Nesse ponto, vale ressaltar que, em uma sociedade complexa, surgirão a todo momento expectativas normativas. Pode-se classificá-las em expectativas cognitivas e expectativas normativas jurídicas. Por expectativas cognitivas, devemos entender aquelas que se adaptam à realidade em caso de desapontamento, ou seja, que têm capacidade de aprendizado. Já as expectativas normativas jurídicas não estão dispostas à aprendizagem, ou seja, são mantidas no tempo independentemente das frustrações. Vale dizer que são contrafáticas e, por isso, permanecem no tempo.
A característica contrafática da expectativa normativa não é e não deve ser absoluta. Ela deve ser estável, porém mutável. Luhmann (1983) chama a atenção para o cuidado que se deve ter ao analisar essa distinção, pois é preciso que se compreenda sua função. Ambas fornecem possibilidade de estratégias frente aos desapontamentos. Tem-se a opção de assimilá-los ou não, e essas possibilidades podem ser determinantes para a sequência dos acontecimentos da vida após esses desapontamentos (LUHMANN, 1983).

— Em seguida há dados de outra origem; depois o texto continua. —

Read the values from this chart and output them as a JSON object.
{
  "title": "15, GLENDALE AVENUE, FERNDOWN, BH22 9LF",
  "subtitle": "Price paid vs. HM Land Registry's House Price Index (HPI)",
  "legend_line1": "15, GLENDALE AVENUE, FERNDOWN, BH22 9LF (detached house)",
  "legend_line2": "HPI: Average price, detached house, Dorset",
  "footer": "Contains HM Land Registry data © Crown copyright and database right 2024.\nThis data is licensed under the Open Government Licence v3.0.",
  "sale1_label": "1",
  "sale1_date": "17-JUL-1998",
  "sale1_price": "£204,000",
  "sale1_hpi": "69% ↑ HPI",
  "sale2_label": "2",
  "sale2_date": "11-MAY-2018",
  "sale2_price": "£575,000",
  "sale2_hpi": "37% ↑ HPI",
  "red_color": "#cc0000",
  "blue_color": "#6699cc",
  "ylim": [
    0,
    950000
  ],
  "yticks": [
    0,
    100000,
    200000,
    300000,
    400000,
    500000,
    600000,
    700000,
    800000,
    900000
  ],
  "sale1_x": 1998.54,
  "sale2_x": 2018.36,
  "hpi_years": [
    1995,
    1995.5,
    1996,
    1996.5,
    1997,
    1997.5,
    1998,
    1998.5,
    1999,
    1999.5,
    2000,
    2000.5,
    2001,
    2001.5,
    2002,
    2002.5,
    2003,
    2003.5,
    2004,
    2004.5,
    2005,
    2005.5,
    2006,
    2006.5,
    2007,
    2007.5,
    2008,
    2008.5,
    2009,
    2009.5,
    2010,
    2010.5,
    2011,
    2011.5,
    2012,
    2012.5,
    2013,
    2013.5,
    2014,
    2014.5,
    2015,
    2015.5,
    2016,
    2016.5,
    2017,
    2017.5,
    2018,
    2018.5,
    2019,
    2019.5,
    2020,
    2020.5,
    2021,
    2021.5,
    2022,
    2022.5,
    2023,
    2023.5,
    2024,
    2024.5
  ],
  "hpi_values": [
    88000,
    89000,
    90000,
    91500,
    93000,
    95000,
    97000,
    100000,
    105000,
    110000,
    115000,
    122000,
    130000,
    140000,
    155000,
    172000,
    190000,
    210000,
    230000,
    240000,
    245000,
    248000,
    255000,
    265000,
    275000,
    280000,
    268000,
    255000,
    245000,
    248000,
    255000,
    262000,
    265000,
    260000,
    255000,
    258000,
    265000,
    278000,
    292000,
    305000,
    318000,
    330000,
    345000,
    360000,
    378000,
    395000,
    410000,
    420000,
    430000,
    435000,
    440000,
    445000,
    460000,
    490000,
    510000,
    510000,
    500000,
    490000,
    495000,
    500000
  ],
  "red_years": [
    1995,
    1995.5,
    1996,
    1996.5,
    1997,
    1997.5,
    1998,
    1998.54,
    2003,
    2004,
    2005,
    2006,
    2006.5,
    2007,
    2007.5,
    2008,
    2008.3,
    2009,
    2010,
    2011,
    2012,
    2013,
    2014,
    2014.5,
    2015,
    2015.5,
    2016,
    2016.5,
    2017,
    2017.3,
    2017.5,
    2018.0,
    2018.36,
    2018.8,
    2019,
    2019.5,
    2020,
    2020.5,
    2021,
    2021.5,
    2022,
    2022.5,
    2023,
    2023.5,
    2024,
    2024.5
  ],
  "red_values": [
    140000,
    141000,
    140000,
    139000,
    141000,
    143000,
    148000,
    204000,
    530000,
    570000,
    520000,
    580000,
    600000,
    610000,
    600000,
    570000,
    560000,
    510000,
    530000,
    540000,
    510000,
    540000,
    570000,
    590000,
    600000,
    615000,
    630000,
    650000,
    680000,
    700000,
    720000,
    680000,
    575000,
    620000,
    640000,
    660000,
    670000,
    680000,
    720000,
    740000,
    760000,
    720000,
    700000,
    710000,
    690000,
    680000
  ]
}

Com o auxílio dessa diferenciação, a sociedade pode ajustar o compromisso entre a necessidade de adaptação à realidade e de constância das expectativas. Ela institucionalizará cognitivamente expectativas comportamentais, isto é, não censurará seus membros por uma adaptação de expectativa à realidade da ação, se predominar o interesse na adaptação. Também deslocará e articulará as expectativas ao nível normativo quando forem vitais a segurança e a integração social das expectativas (LUHMANN, 1983).
Observe-se que, do relacionamento entre ambas as possibilidades, surge uma seleção compulsória por parte da sociedade em busca da solução dos seus próprios problemas, ora abandonando o comportamento por conta do desapontamento, ora institucionalizando esse comportamento na busca pela transformação da expectativa cognitiva em expectativa normativa. O desapontamento pode então levar à formação de normas através da normatização a posteriori (LUHMANN, 1983). Essa é a forma de pensar o surgimento do direito com base em desapontamentos.
O direito positivo seria, então, uma estrutura seletiva que se constitui por força de uma escolha operada entre possibilidades diversas. Isto é, o direito tem elevado potencial de redução de complexidade, pois é capaz de selecionar entre as expectativas de comportamento e de isolá-las, fixando-as normativamente. Assim, fixadas normativamente à estrutura, é então necessário imunizar as expectativas contra frustrações, por meio de processos de generalização e de institucionalização.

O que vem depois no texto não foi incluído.